Exercise 1.7
Consider the λ-term $U$ of Exercise 1.4, again.
(a) Mark all redexes in $U$.
(b) Find all reduction paths from $U$ and the β-normal form of $U$ (if it exists).
$$U := (\lambda z. zxz)((\lambda y. xy)x)$$
(a) There are two redexes, corresponding to the two $\lambda$'s which must also have an argument.
- The full term itself, $(\lambda z. zxz)((\lambda y. xy)x)$
- The sub term, $(\lambda y. x y) x$.
(b) There are two paths, each resulting from a different order of resolving the redexes:
Path 1:
$$\begin{align}(\lambda z. zxz)((\lambda y. xy)x) & \to (\lambda z. zxz)(xx) \\ \\ & \to ((xx)x(xx)) \\ \\ & \to (x x x) (x x) \end{align}$$
Path 2:
$$\begin{align}(\lambda z. zxz)((\lambda y. xy)x) & \to (((\lambda y. xy)x)) x (((\lambda y. xy)x)) \\ \\ & \to (( x x)) x ((x x)) \\ \\ & \to (x x x) (x x) \end{align}$$
The β-normal form is $(xxx)(xx)$ and both paths leads to it.
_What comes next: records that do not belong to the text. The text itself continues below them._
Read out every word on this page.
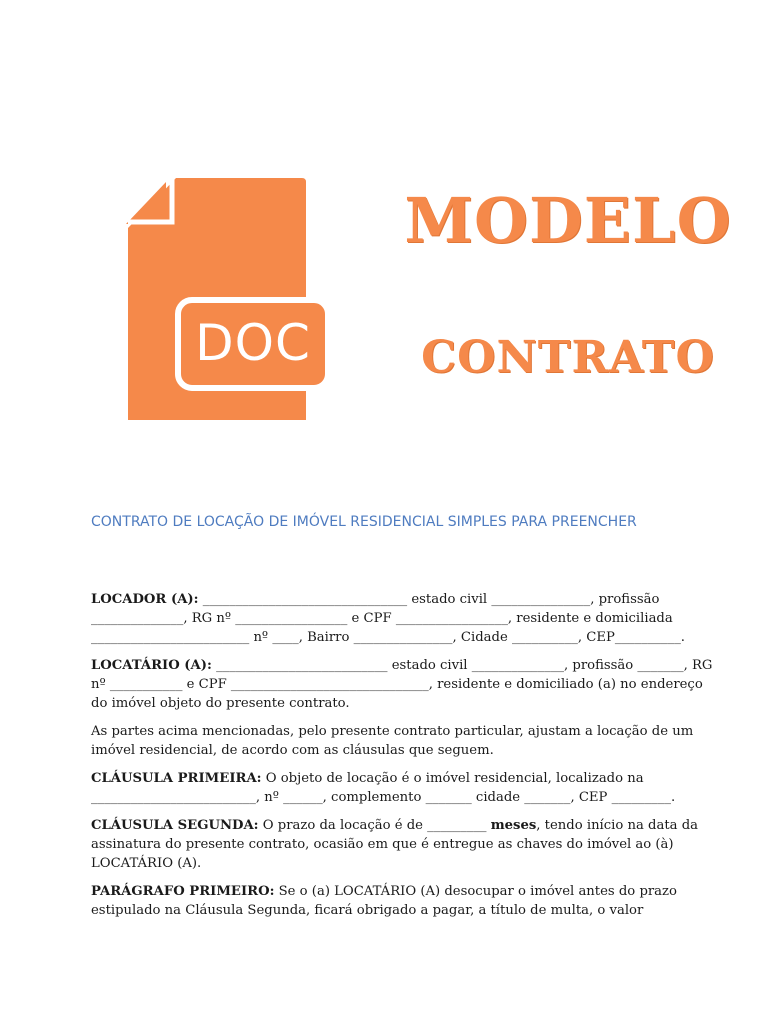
DOC
MODELO
CONTRATO
CONTRATO DE LOCAÇÃO DE IMÓVEL RESIDENCIAL SIMPLES PARA PREENCHER

LOCADOR (A): _______________________________ estado civil _______________, profissão
______________, RG nº _________________ e CPF _________________, residente e domiciliada
________________________ nº ____, Bairro _______________, Cidade __________, CEP__________.

LOCATÁRIO (A): __________________________ estado civil ______________, profissão _______, RG
nº ___________ e CPF ______________________________, residente e domiciliado (a) no endereço
do imóvel objeto do presente contrato.

As partes acima mencionadas, pelo presente contrato particular, ajustam a locação de um
imóvel residencial, de acordo com as cláusulas que seguem.

CLÁUSULA PRIMEIRA: O objeto de locação é o imóvel residencial, localizado na
_________________________, nº ______, complemento _______ cidade _______, CEP _________.

CLÁUSULA SEGUNDA: O prazo da locação é de _________ meses, tendo início na data da
assinatura do presente contrato, ocasião em que é entregue as chaves do imóvel ao (à)
LOCATÁRIO (A).

PARÁGRAFO PRIMEIRO: Se o (a) LOCATÁRIO (A) desocupar o imóvel antes do prazo
estipulado na Cláusula Segunda, ficará obrigado a pagar, a título de multa, o valor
You can use this online lambda calculator to check your own calculations (link).
Exercise 1.8
Show that the terms $(λx. xx) y$ and $(λxy. yx) x \; x$ are not β-convertible.
To show the two terms are not β-convertible, we need to show the β-normal-form for both are not equivalent.
Let's reduce the first term:
$$\begin{align} (\lambda x . x x) y & \to y \; y \end{align} $$
And the second term:
$$\begin{align} (\lambda x y . y x) x x & = (\lambda x . (\lambda y . y x)) x \; x \\ \\ & \to (\lambda y . y x ) x \\ \\ & \to x \; x \end{align} $$
So the two terms reduce to different β-normal-forms and so are not β-convertible.